Few be his days, and in his room
His charge another take, &c.


When ended, he ſaid to his wife, "I never found ſuch a gale upon my ſpirit as in the ſinging of theſe lines." She ſaid it was ſo with her alſo. "Well ſaid he, let us commit our caſe and cauſe to the Lord, and wait on him; and we ſhall know the meaning of this afterwards; The unhappy man fell immediately ill, and ſaid, that all this miſchief had come upon him, for what he had done againſt John Goodale; and cauſed write, and ſigned a diſcharge, and ſent it to the ſaid John, that he might not be troubled for the expence he had been at in the geting of that caption.
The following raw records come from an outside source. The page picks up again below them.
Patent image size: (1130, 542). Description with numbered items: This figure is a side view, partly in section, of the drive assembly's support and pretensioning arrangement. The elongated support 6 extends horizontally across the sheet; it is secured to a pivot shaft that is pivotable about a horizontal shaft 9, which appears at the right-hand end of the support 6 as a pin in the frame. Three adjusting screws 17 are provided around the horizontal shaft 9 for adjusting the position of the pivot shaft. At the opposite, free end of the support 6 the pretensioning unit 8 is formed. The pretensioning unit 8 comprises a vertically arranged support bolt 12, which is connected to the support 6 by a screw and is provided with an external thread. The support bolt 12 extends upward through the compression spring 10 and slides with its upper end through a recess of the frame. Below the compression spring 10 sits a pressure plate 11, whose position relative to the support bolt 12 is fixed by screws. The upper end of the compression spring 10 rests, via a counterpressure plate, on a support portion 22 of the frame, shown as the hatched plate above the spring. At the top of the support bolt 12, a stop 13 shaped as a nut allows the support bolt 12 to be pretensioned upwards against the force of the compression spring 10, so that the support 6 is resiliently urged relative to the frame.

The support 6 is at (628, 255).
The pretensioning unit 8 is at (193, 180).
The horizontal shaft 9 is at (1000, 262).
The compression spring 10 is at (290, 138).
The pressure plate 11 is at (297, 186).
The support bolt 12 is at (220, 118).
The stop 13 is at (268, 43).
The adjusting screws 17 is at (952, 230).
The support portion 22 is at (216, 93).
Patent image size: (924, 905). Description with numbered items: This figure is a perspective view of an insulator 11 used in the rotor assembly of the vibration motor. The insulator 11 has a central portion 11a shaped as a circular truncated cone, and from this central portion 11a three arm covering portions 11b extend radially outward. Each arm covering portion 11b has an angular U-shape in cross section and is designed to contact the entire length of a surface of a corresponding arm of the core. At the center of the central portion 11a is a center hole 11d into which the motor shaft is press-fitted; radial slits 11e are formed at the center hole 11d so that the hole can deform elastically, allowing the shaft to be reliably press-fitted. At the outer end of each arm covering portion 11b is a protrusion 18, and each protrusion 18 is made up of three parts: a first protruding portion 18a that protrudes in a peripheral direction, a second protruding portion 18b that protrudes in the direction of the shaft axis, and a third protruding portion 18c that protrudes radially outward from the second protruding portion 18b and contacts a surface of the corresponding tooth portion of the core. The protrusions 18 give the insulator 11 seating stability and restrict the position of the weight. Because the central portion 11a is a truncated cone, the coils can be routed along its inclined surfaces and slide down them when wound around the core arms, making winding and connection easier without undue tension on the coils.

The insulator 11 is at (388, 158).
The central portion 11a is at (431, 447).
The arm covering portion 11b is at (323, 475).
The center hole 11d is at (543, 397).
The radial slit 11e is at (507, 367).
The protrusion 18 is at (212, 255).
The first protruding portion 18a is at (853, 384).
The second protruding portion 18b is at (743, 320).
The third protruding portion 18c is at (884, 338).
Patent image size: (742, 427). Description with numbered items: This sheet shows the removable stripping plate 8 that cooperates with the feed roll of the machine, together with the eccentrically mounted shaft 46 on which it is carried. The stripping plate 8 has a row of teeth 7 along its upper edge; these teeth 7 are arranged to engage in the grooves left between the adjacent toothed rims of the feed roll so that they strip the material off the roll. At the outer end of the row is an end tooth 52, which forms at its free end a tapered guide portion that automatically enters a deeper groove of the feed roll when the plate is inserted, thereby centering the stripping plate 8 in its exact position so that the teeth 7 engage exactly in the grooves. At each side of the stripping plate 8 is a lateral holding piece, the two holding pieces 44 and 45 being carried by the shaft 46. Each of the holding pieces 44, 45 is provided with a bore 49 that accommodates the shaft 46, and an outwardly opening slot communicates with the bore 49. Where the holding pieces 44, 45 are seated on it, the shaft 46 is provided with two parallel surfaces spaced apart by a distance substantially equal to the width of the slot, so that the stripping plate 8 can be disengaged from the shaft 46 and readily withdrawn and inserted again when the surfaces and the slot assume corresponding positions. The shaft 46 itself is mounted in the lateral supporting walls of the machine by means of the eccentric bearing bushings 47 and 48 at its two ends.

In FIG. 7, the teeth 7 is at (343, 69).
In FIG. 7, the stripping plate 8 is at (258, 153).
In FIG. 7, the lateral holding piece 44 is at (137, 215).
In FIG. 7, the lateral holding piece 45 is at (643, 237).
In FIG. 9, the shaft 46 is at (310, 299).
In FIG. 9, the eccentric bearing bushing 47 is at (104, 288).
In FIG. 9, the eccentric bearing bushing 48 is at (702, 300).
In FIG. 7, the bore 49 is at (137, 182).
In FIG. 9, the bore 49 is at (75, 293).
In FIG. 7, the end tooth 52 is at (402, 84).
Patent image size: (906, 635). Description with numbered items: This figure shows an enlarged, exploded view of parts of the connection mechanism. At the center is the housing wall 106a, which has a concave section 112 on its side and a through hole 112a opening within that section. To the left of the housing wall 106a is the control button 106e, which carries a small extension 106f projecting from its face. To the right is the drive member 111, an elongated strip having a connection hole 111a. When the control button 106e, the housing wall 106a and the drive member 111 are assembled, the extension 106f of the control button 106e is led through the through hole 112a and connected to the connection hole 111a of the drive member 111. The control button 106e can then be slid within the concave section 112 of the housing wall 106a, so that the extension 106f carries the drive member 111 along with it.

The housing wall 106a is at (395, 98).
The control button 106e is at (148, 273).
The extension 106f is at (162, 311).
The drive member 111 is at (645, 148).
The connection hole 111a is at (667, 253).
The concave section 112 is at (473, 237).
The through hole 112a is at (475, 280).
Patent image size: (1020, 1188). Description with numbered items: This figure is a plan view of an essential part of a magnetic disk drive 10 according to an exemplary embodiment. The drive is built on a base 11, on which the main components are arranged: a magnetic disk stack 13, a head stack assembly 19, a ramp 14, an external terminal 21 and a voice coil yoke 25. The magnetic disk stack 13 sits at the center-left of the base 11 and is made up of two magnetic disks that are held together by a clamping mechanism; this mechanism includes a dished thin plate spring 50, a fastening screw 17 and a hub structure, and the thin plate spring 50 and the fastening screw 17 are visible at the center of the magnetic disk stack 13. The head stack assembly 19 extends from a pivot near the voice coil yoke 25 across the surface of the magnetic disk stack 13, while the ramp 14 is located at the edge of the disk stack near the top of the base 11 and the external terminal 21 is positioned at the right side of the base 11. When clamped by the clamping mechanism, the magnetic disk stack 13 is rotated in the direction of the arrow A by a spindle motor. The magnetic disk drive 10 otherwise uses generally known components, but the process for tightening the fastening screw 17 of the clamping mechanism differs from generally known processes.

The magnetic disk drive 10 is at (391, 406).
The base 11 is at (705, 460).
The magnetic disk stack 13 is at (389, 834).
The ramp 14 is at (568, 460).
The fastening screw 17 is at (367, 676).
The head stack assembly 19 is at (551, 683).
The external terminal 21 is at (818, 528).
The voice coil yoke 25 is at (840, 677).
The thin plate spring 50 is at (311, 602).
He died under great horror of conſcience. Notwithſtanding he was detained three years priſoner, working at his employment in the Tolbooth, in the day-time, and went home to his bed at night. The ſaid John and his wife returned to Scotland, and died ſince the Revolution. His wife, when dying at Leith, gave this relation.

3. When Mr. Peden was priſoner in Edinburgh, under ſentence of baniſhment, James Millar, merchant in Kirkcaldy, was under the ſame ſentence; and his wife came to viſit him: Mr. Peden ſaid to her, "It is no wonder you be troubled with your huſband's going to the plantations; but if any of us go there at this time, the Lord never ſpake by me."

4. In their voyage to London, they had the opportunity to command the ſhip, and make their eſcape, but would not adventure upon it, without his advice. He ſaid, "Let alone, for the Lord will ſet us all at liberty in a way more for his own glory and our ſafety."